Under pressure, New Zealand ends a refugee policy branded racist

The move lifts a political millstone from around the neck of New Zealand Prime Minister Jacinda Ardern, who has been perceived globally as a champion of migrants and refugees. PHOTO: REUTERS

WELLINGTON (NYTIMES) - After months of growing pressure, the government of Prime Minister Jacinda Ardern of New Zealand on Friday (Oct 4) abolished a policy restricting refugees from Middle Eastern and African countries, a curb imposed by the previous government that refugee advocates called discriminatory and racist.

The reversal of the decade-old rule set New Zealand in opposition to the increasingly restrictive refugee policies of allies like Australia and the United States.

Last week, the Trump administration announced a sharp cut to the number of refugees it will accept, and Australia's system of offshore detention of refugees arriving by sea continues to draw international condemnation.

The move also lifts a political millstone from around the neck of Ms Ardern, who has been perceived globally after the Christchurch mosque attacks in March as a champion of migrants and refugees. For months, she had been forced to deny that the policy amounted to discrimination because one of her key political allies supported it.

The restriction, introduced by the centre-right government that preceded Ms Ardern's centre-left government, which has been in power for nearly two years, allowed refugees from Middle Eastern or African nations to resettle in New Zealand only if they could prove they already had relatives there.

The rule was ostensibly meant to prioritise refugees closer to home in the Asia-Pacific region. But government documents also revealed a desire to save money on resettlement costs, as well as "broad security concerns" about refugees from Africa and the Middle East.

The reference to security concerns led refugee advocates to brand the policy Islamophobic. In recent years, critics had compared it to US President Donald Trump's travel ban on people from predominantly Muslim countries.

Under the now-discarded policy, refugees from the Middle East and Africa were each allocated 14 per cent of New Zealand's annual refugee quota of 1,000 people. But the requirement that they have family links in the country meant officials had struggled to fill the quota, said Mr Murdoch Stephens, a lecturer at Massey University in Wellington and a campaigner against the rule.

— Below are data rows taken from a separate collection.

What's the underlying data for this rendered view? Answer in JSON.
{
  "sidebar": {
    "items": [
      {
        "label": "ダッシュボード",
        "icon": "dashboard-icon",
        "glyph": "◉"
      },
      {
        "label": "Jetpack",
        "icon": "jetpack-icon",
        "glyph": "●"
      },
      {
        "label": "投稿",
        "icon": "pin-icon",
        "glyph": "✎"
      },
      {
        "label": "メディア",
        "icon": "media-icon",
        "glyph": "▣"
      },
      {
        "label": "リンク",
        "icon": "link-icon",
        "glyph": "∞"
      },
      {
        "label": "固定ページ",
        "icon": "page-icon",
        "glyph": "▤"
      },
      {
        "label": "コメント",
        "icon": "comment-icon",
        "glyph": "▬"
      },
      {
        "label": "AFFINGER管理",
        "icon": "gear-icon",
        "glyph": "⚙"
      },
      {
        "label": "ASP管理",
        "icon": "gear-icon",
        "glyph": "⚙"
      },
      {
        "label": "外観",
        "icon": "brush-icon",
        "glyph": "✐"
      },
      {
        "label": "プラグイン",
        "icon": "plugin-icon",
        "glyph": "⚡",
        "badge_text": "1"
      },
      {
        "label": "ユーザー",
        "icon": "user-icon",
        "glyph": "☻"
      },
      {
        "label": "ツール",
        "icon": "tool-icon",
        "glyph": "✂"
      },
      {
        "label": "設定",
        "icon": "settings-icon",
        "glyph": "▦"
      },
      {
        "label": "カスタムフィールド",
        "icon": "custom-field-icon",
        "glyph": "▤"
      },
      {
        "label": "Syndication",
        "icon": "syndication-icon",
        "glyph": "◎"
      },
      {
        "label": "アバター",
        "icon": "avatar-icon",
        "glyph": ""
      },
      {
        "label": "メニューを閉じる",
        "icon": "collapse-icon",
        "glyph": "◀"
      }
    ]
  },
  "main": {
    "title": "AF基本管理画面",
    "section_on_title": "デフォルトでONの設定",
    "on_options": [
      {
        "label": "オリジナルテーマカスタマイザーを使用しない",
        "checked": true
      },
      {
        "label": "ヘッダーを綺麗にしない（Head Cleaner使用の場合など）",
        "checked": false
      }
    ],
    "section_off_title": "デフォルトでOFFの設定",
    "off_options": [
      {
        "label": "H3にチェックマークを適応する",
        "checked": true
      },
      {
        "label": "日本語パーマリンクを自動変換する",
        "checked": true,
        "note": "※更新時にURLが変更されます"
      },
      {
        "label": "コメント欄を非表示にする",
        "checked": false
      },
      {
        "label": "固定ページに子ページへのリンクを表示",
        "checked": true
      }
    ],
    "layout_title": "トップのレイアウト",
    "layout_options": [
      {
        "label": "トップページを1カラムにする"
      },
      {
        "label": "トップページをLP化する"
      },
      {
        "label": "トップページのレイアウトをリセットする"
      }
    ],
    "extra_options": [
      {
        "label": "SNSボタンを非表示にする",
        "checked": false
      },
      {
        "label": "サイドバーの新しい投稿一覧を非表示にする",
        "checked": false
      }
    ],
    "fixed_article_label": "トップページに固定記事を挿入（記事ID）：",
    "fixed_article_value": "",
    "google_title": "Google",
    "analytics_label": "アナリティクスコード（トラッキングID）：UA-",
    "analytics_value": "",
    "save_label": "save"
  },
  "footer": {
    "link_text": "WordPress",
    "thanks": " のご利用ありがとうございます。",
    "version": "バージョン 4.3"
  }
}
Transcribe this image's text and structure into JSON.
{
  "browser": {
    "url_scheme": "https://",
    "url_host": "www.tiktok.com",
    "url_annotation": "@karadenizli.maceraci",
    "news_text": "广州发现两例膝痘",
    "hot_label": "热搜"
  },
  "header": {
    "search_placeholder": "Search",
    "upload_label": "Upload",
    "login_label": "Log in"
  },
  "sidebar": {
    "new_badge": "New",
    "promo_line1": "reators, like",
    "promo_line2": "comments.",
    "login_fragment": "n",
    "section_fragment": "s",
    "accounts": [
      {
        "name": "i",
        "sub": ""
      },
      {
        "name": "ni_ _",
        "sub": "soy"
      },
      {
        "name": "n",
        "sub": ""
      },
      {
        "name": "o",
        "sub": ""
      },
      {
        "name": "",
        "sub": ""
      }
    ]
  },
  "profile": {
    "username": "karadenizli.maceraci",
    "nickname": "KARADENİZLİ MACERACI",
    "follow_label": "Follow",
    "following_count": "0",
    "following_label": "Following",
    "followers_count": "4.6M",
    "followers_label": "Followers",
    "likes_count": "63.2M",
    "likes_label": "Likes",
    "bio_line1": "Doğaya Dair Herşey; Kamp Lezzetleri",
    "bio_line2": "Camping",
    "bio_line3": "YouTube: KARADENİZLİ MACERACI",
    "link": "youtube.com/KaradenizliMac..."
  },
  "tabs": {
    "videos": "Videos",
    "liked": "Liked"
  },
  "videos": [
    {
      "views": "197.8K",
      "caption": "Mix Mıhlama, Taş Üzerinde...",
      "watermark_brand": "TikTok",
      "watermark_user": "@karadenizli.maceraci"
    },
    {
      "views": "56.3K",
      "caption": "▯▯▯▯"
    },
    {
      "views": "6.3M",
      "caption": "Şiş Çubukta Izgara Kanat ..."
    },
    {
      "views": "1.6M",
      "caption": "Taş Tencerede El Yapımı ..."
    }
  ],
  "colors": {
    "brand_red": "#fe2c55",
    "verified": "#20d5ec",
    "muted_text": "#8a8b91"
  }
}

In the 2015-16 fiscal year, for instance, only four refugees from Africa were accepted. Numbers from the Middle East have been higher, although Mr Stephens said those figures had been skewed by New Zealand's acceptance of Syrian refugees, who were not required to have family members in New Zealand under a special emergency quota between 2015 and 2018.

Since that emergency quota ended, he said, the number of refugees accepted from the Middle East has started to fall again.

Mr Guled Mire, a campaigner against the policy who fled war in Somalia 22 years ago, said the restriction had been intended to keep "people like me" out of New Zealand. Because the rule was initially kept secret, he said, the African community did not know why refugee numbers had plummeted.

"It means that many people languished in refugee camps for years, who had the right to resettlement in a place like New Zealand and live a life full of dignity and opportunity," he said.

The immigration minister, Mr Iain Lees-Galloway, said on Friday that the Middle East and Africa quotas would each be increased from 14 per cent to 15 per cent. Fifty per cent will continue to be drawn from the Asia-Pacific region, and 20 per cent from the Americas.

New Zealand, a country of about 4.8 million people, will increase its overall quota from 1,000 people annually to 1,500 in 2020. By contrast, the United States, with nearly 330 million people, will accept only 18,000 refugees over the next 12 months.

Mr Stephens and Mr Mire said it had become untenable for Ms Ardern's government to leave the refugee restrictions in place after the terrorist attack at two mosques in Christchurch in which 51 Muslims were killed and dozens more wounded.

While Ms Ardern made global headlines for her inclusive and welcoming language about Muslims, she had stopped short of either supporting or condemning the family link rule. She was caught in a political stand-off with her coalition governing partner - a smaller political party called New Zealand First - which favoured the restriction.

Professor James Hathaway, an expert on international refugee law at the University of Michigan, said that the world still faced a refugee crisis, with "significantly less than 100,000 spots" available globally for more than 13 million refugees.

"Even a good move like this, important as it is symbolically, isn't going to make a meaningful dent in the horror show that is literally millions of refugees waiting for decades with no solution in sight," he said.